Reid is also focused on employee wellness, something that can also be key at a public health system, where the pay scale might not match private hospitals. Part of this push has been focused on physical health initiatives. After noticing that there was a high level of diabetes among employees, Reid partnered with an organization that uses technology to help monitor and improve health among diabetics. Others have focused on finance, building partnerships with financial education providers and programs and also boosting the ability for employees to engage with Harris’s employee assistance program provider. “We know that a major portion of employee stress is finance, so we want to be more visible from that perspective,” Reid says. “It’s an important part of looking at employees from a holistic perspective.”

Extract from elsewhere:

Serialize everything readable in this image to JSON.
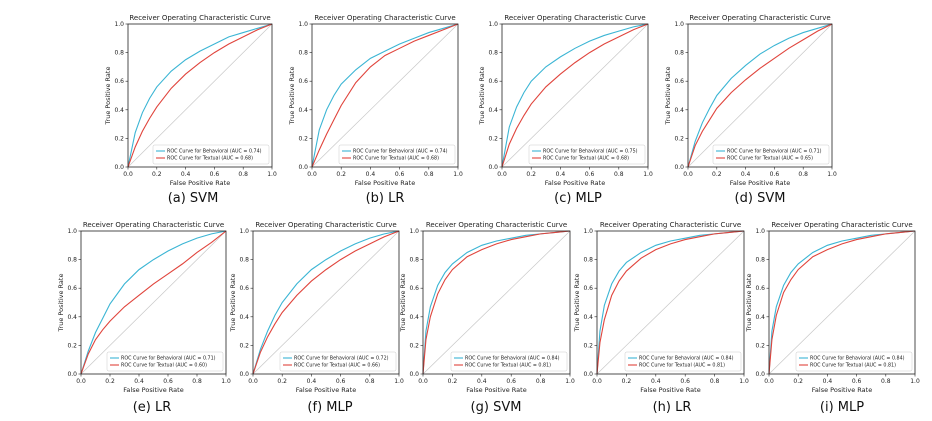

To tackle each of these initiatives, Reid stresses the importance of building trust and relationships, and communicating with employees to understand their different perspectives. “Engaged employees lead to better outcomes,” he explains. “Their information is invaluable because it gives you areas of opportunity for improvement.”
Reid’s ultimate goal is to ensure that Harris Health is getting the most value out of the taxpayer money it receives, to do their best possible work for the constituents that the organization serves. At the end of the day, he feels proud that his work serves his community. In addition to being an avid cyclist outside work, Reid serves on multiple community boards across the city, including as chair of the career services advisory board at his alma mater Texas Southern University, an executive board member of Communities in Schools, and an executive committee member of the Texas International Personnel Management Association for Human Resources.
“I feel passionate that the people I work for, the taxpayers, and the employees of this department, are successful,” Reid says. “I think that will have a great impact on the future of Harris Health.”